Une vie dédiée à l'information
Né à Conakry, Souleymane Diallo a commencé sa carrière dans les années 1990. Il a rapidement compris l'importance d'une presse libre et indépendante pour la démocratie. Il a travaillé pour plusieurs médias, avant de fonder son propre journal, Le Rempart, qui est devenu une référence en matière de journalisme d'investigation en Guinée.
Son travail lui a valu de nombreuses reconnaissances, mais aussi des menaces et des pressions. Il a été arrêté à plusieurs reprises, mais n'a jamais renoncé à ses principes. Il croyait fermement que l'information est un bien public essentiel.
Un combat contre la désinformation
Ces dernières années, Souleymane Diallo s'était particulièrement investi dans la lutte contre la désinformation. Il avait créé un réseau de fact-checking pour contrer les fausses nouvelles qui circulent sur les réseaux sociaux.
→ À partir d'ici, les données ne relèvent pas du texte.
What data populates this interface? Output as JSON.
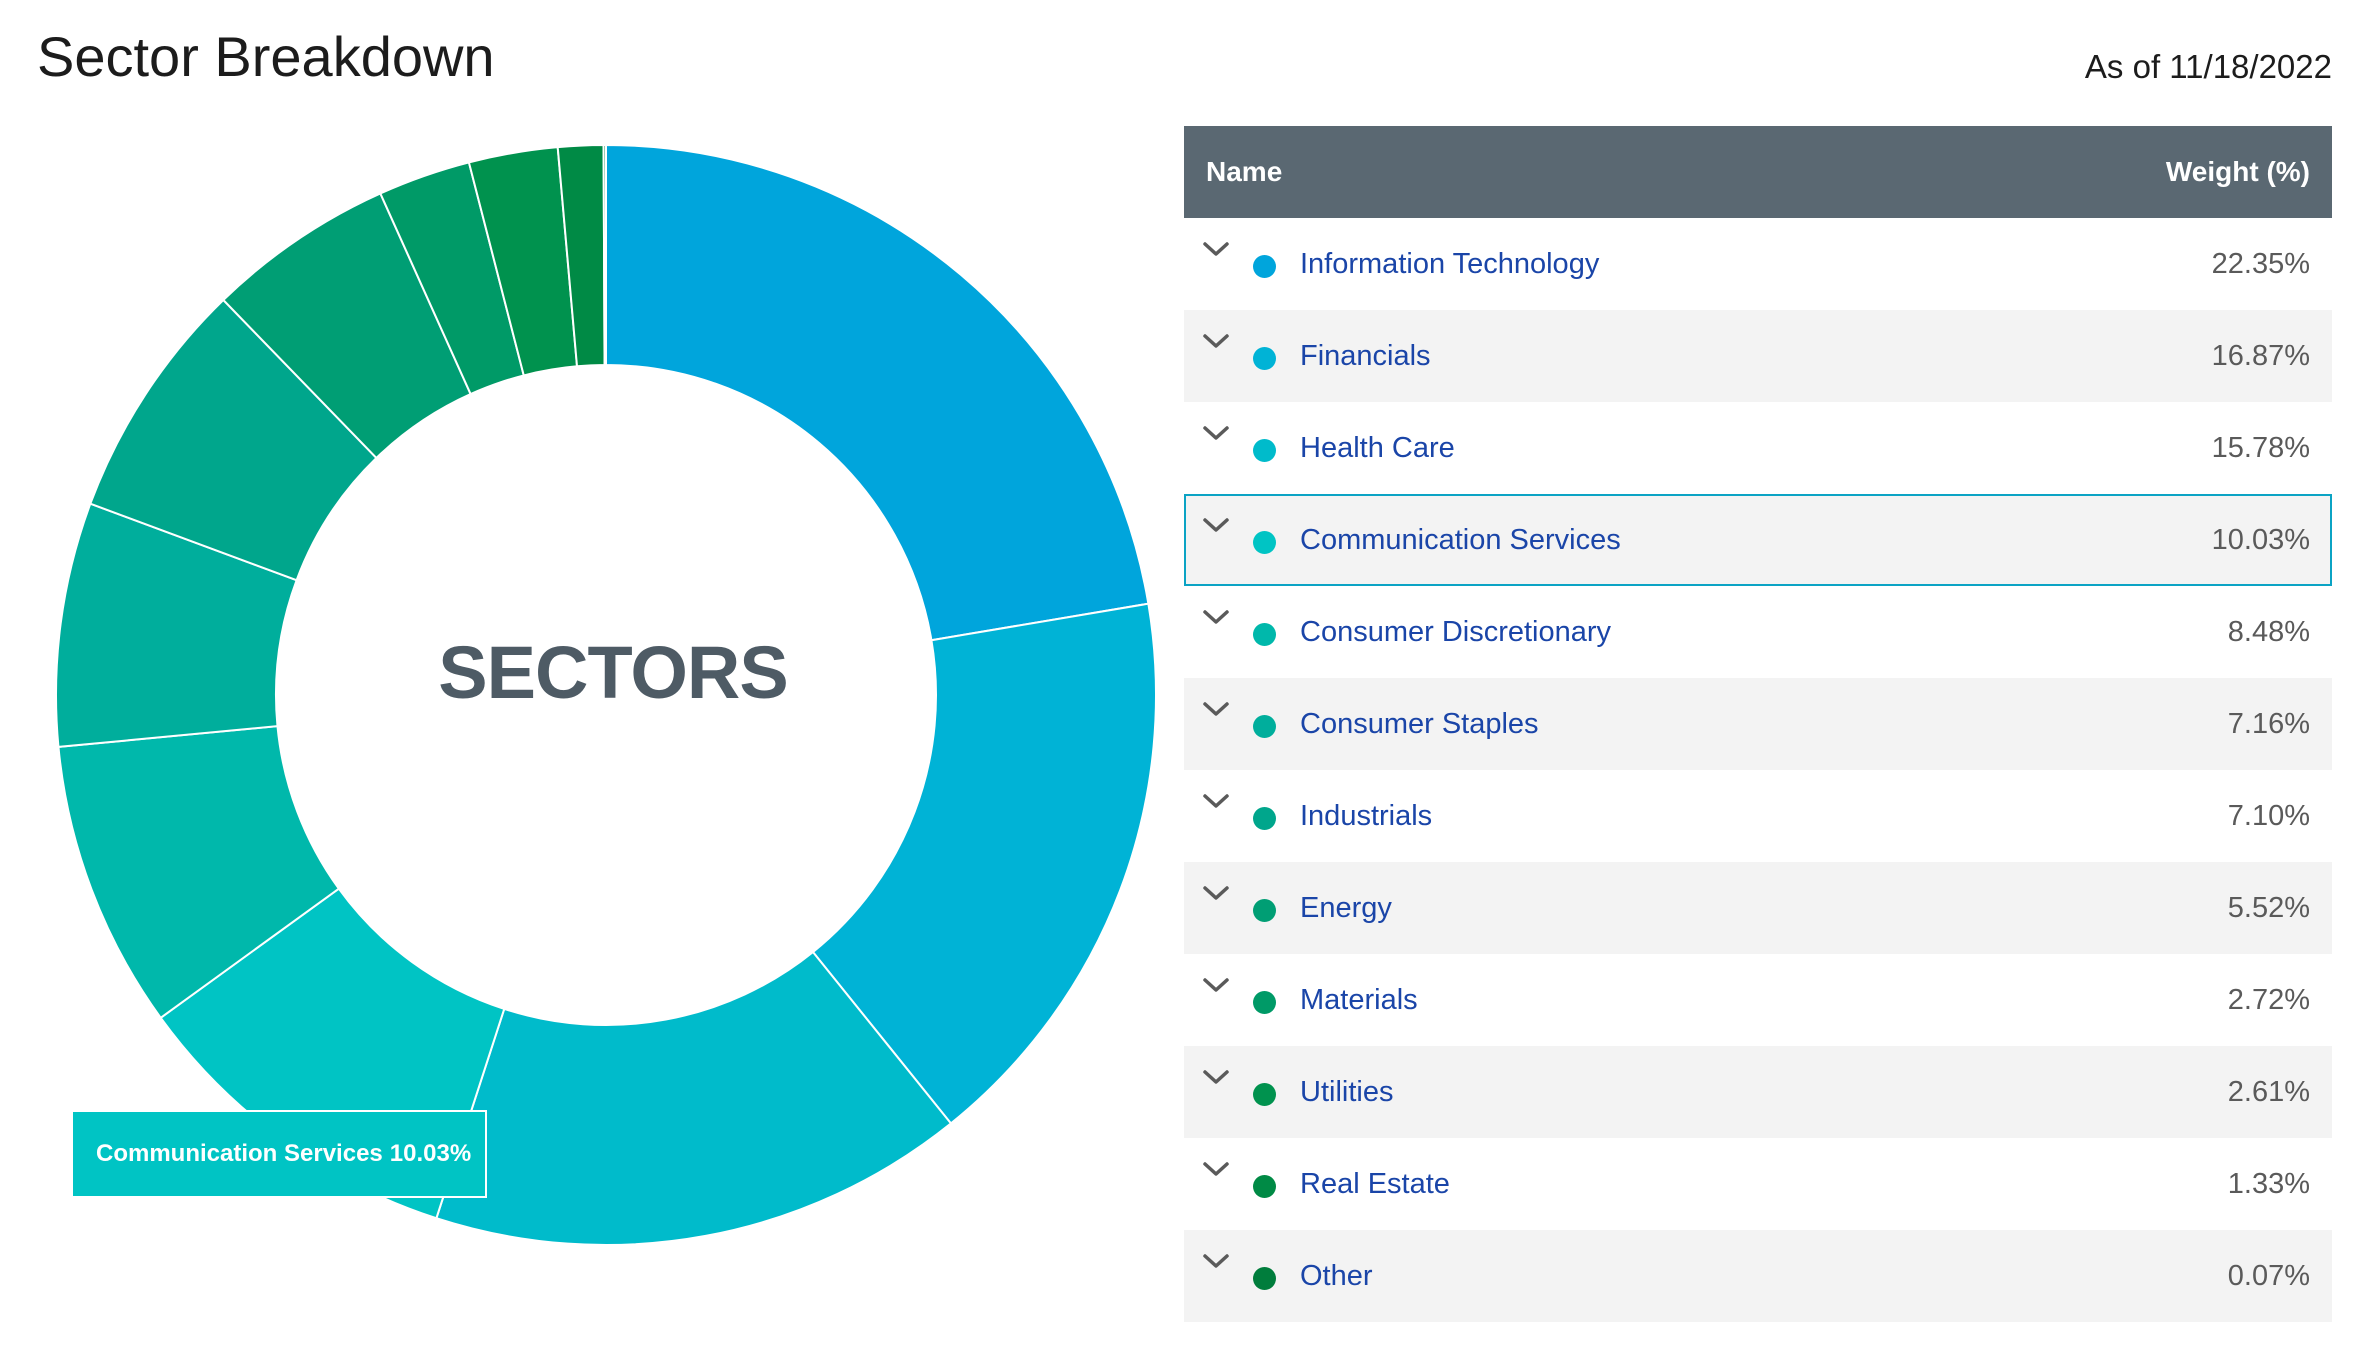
{
  "title": "Sector Breakdown",
  "as_of": "As of 11/18/2022",
  "center_label": "SECTORS",
  "tooltip": {
    "name": "Communication Services",
    "value": "10.03%",
    "color": "#00c4c4"
  },
  "table": {
    "headers": {
      "name": "Name",
      "weight": "Weight (%)"
    },
    "header_color": "#5a6872",
    "rows": [
      {
        "name": "Information Technology",
        "weight": "22.35%",
        "color": "#00a5dc"
      },
      {
        "name": "Financials",
        "weight": "16.87%",
        "color": "#00b3d6"
      },
      {
        "name": "Health Care",
        "weight": "15.78%",
        "color": "#00bbcb"
      },
      {
        "name": "Communication Services",
        "weight": "10.03%",
        "color": "#00c4c4"
      },
      {
        "name": "Consumer Discretionary",
        "weight": "8.48%",
        "color": "#00b8ab"
      },
      {
        "name": "Consumer Staples",
        "weight": "7.16%",
        "color": "#00ae9c"
      },
      {
        "name": "Industrials",
        "weight": "7.10%",
        "color": "#00a68c"
      },
      {
        "name": "Energy",
        "weight": "5.52%",
        "color": "#009e74"
      },
      {
        "name": "Materials",
        "weight": "2.72%",
        "color": "#009a67"
      },
      {
        "name": "Utilities",
        "weight": "2.61%",
        "color": "#00924e"
      },
      {
        "name": "Real Estate",
        "weight": "1.33%",
        "color": "#008a45"
      },
      {
        "name": "Other",
        "weight": "0.07%",
        "color": "#007d3c"
      }
    ]
  },
  "chart_data": {
    "type": "pie",
    "categories": [
      "Information Technology",
      "Financials",
      "Health Care",
      "Communication Services",
      "Consumer Discretionary",
      "Consumer Staples",
      "Industrials",
      "Energy",
      "Materials",
      "Utilities",
      "Real Estate",
      "Other"
    ],
    "values": [
      22.35,
      16.87,
      15.78,
      10.03,
      8.48,
      7.16,
      7.1,
      5.52,
      2.72,
      2.61,
      1.33,
      0.07
    ],
    "colors": [
      "#00a5dc",
      "#00b3d6",
      "#00bbcb",
      "#00c4c4",
      "#00b8ab",
      "#00ae9c",
      "#00a68c",
      "#009e74",
      "#009a67",
      "#00924e",
      "#008a45",
      "#007d3c"
    ],
    "donut": true,
    "start_angle": "top",
    "direction": "clockwise",
    "highlighted": "Communication Services"
  }
}
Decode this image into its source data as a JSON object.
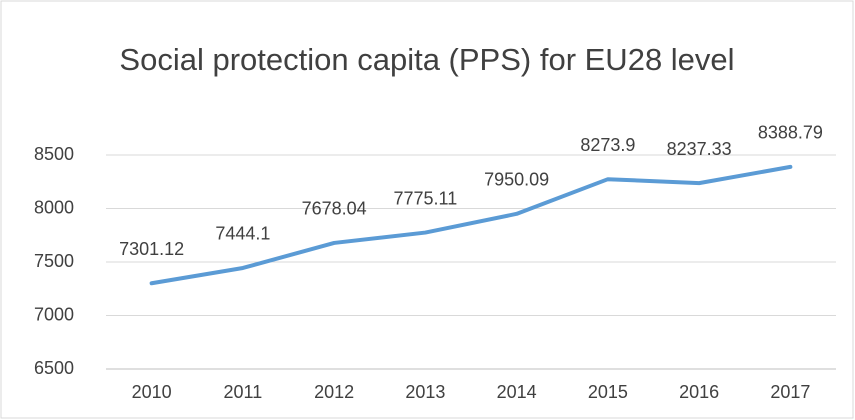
{
  "chart_data": {
    "type": "line",
    "title": "Social protection capita (PPS) for  EU28 level",
    "categories": [
      "2010",
      "2011",
      "2012",
      "2013",
      "2014",
      "2015",
      "2016",
      "2017"
    ],
    "series": [
      {
        "name": "Social protection capita (PPS)",
        "color": "#5b9bd5",
        "values": [
          7301.12,
          7444.1,
          7678.04,
          7775.11,
          7950.09,
          8273.9,
          8237.33,
          8388.79
        ]
      }
    ],
    "ylim": [
      6500,
      8500
    ],
    "yticks": [
      6500,
      7000,
      7500,
      8000,
      8500
    ],
    "grid": true
  }
}
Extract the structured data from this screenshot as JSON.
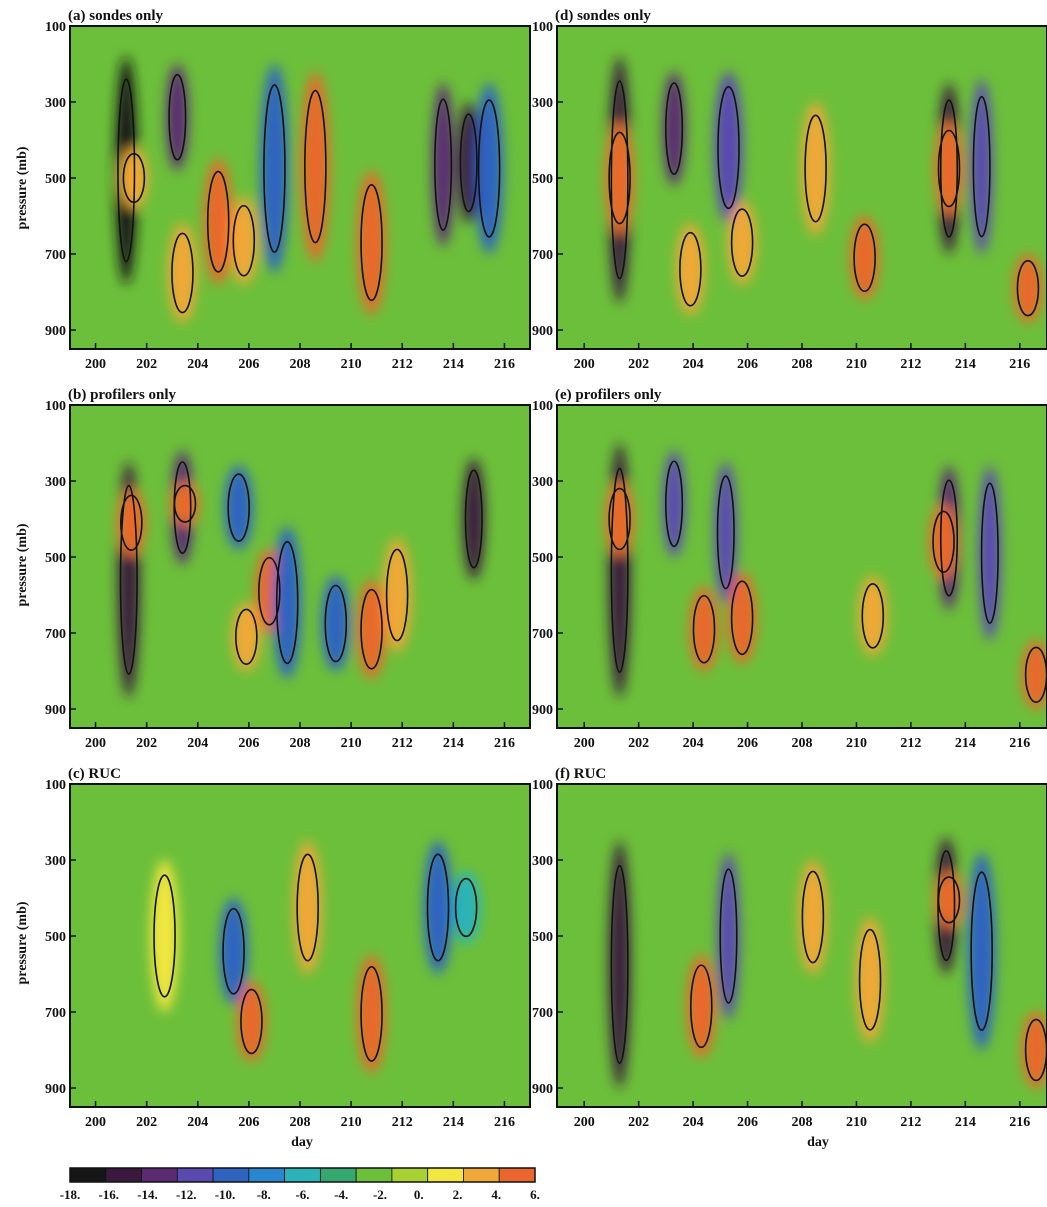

Il formait également de jeunes journalistes aux techniques de vérification des faits.
Son décès laisse un vide immense dans le paysage médiatique guinéen. De nombreux confrères lui rendent hommage, saluant son professionnalisme et son intégrité. Les organisations de défense des droits de l'homme ont également exprimé leur tristesse.
Un héritage durable
Le travail de Souleymane Diallo ne sera pas oublié. Son journal Le Rempart continue de paraître, porté par une équipe déterminée à poursuivre son combat. Sa famille et ses proches ont annoncé qu'une fondation serait créée en son nom pour promouvoir la liberté de la presse et l'éducation aux médias.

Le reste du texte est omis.